As we drive north on that white-lined freeway fenced in by concrete barriers, the Toyota RAV’s rubber wipers swish the drizzle to and fro on the windshield, a squeaky metronome. Sedans and SUVs from Maryland, Virginia, The Garden State — even the Sunshine State with its green-leafed oranges — press in as they whizz past, their tires flinging dirt-infused mist on our windshield. A Warehouse for Lease! slumps on the fringes, punctuated by green highway signs with white letters announcing exits like Bel Air and Emmorton Road. Black spiny trees blur along the roadside approaching Exit 80, where blue signs announce Food: McDonald’s, Burger King, Subway, Wendy’s, Dunkin’ Donuts. U2 sings “Mysterious Ways” and highway vagabond Miranda Lambert wants to “go somewhere where nobody knows.” I’ve snagged my left thumbnail and as usual, I don’t have any nail clippers in my purse. The annoying snag persists. A brown sign announces we’re passing Susquehanna State Park and another forbids U-turns and when we cross the bridge, a ghost brigade of mist rises off the Susquehanna. Barns, silos, and bristly sepia fields scroll past and an aqua “Town of Perryville” water tower mutters a greeting. On the stretch of industrial corridor near Port of Wilm, metal utility towers spread their triple-triangle arms and factories belch smoke, gasping their last breath. Blue-green porta-potties stand in formation along the tracks and containers lie like coffins on idle trains. The derelict train station’s windows are broken. Citywide Limousine squats beside a lot of Ryder trucks and an empty pedestrian bridge covered in chain-link looms over us as we sputter underneath.

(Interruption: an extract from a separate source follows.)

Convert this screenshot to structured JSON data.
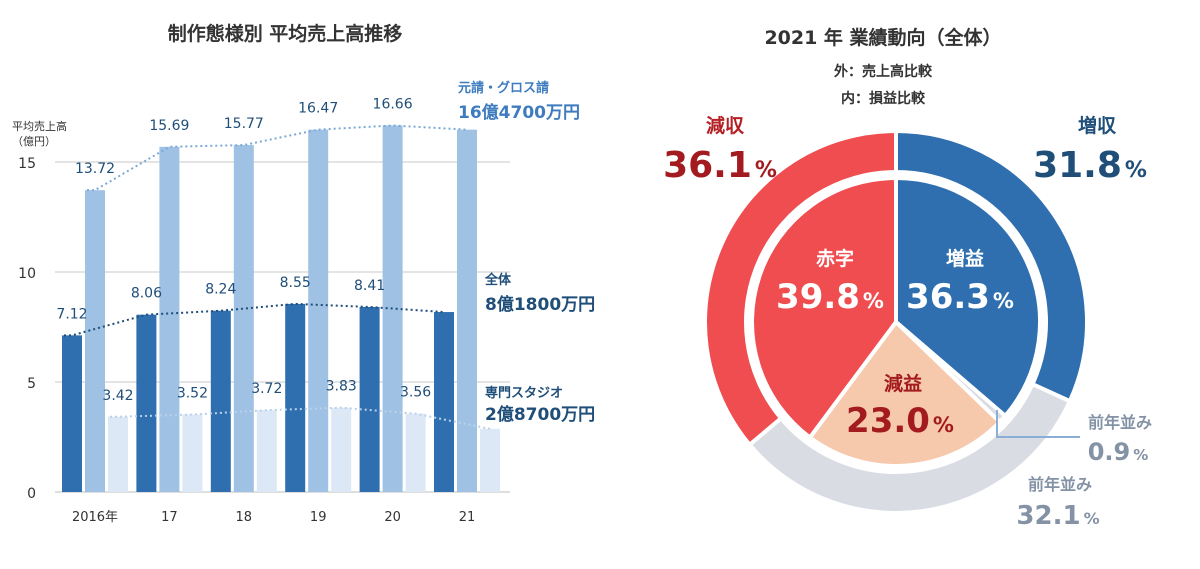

Finally, “Pennsylvania, State of Independence,” welcomes us while Hidden Figures of NASA stand in all their mathematical genius on an electronic billboard. Run-down brick row houses hug the highway behind a thin veil of chain-links. CSX rail cars hunker along the highway, dead in their tracks. Another billboard promises “The Wounded Warrior Project helps me heal the wounds you can’t see.” At Philadelphia Energy Solutions, giant cylindrical tanks with blue bands around the tops squat on the land and, next door, bundled paper haphazardly occupies a recycling plant. A pink “Risqué Video” sign entices those so-inclined. We skid into the Philly outskirts, land of the free and home of the tired.
I’d like to challenge my readers to write a paragraph describing something or someplace and share it as a link in my comments.